The price of Bitcoin (BTC) dropped sharply from $37,800 to $35,000 overnight, liquidating $572 million worth of cryptocurrency futures positions.
There are three major reasons why the price of Bitcoin declined steeply in the past 12 hours. The reasons are an overheated derivatives market, growing doubt in the market, and the lack of upside volatility.
Derivatives market was overheated before the correction
Before the pullback occurred, the Bitcoin derivatives market was extremely overheated. The futures funding rate was hovering at around 0.1%, which is 10 times higher than the average 0.01%.
The futures funding rate is a mechanism that achieves balance in the futures market by incentivizing long or short contract holders based on market sentiment.
If there are more long contracts or buyers in the market, then the funding rate turns positive. If it becomes positive, then buyers have to compensate short-sellers with a portion of their contracts every eight hours, and vice versa.
Almost all major cryptocurrencies saw their funding rates spike to around 0.1% to 0.3%, which meant the market was extremely overleveraged.
When the market is this overcrowded, the likelihood of a long squeeze increases, which could cause many futures contracts to get liquidated in a short period.
Growing market uncertainty
According to researchers at Santiment, there is “trader doubt” in the market on whether BTC would hit $40,00 again. They wrote:
“Thinking face There is an increasing amount of trader doubt that #Bitcoin will revisit $40,000. But according to address activity and trade volume, the long-term trend still looks plenty healthy. Keep a close eye on whether $BTC's usage rate stays propped up.”
The fundamentals of the Bitcoin blockchain network, such as address activity and trade volume, remain strong. However, the market sentiment has dwindled in the past week as BTC continues to struggle to break out of the $38,000 resistance area.
Lack of upside volatility
Bitcoin has been seeing weak reactions from buyers throughout the past several days, compared to the initial rally to $42,000 in early January.
During the early phase of the rally, whenever Bitcoin dipped to key support levels, like $35,000, there was often a big reaction from buyers.

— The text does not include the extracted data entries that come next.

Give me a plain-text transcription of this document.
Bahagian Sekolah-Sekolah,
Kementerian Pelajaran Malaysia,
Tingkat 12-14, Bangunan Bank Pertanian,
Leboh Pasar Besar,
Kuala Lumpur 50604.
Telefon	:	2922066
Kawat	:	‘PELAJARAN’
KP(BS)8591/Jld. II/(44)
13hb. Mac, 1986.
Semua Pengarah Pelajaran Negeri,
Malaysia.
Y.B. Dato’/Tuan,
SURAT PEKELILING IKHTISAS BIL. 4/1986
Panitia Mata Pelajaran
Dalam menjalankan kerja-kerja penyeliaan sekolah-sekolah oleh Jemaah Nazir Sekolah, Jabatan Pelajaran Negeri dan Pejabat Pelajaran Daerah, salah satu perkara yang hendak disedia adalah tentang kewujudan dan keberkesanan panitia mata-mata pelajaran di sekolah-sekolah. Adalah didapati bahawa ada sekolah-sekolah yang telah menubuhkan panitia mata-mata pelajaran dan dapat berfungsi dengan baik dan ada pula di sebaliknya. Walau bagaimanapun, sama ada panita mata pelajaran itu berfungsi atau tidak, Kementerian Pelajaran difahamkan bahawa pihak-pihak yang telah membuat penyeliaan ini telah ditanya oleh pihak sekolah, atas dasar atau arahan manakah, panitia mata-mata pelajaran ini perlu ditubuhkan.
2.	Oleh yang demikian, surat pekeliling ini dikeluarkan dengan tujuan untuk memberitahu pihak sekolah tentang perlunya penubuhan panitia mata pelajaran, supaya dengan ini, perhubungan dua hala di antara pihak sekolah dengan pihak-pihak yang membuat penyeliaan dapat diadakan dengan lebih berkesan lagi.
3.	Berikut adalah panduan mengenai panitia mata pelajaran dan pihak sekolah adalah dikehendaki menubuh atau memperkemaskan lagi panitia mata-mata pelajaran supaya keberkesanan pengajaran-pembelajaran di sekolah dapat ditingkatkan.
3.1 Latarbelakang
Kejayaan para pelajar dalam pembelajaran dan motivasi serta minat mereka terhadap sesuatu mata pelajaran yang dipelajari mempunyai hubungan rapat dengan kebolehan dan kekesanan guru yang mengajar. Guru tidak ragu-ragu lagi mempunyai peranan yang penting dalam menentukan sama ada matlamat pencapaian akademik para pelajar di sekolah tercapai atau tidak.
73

However, since mid-January, there have been weaker reactions from buyers at key support levels. This indicates that the expectations of a rally toward the $40,000 to $42,000 resistance area have subsided, at least in the near term.
The selling pressure on Bitcoin mostly came from Asia in the first two weeks of January. But, as shown in the overnight correction on Jan. 19, Bitcoin has started to see weakness in the U.S. market as well.
The combination of limited upside volatility and the lack of upside momentum is seemingly causing traders to become cautious in the near term. This likely means that BTC sees a prolonged consolidation phase until February.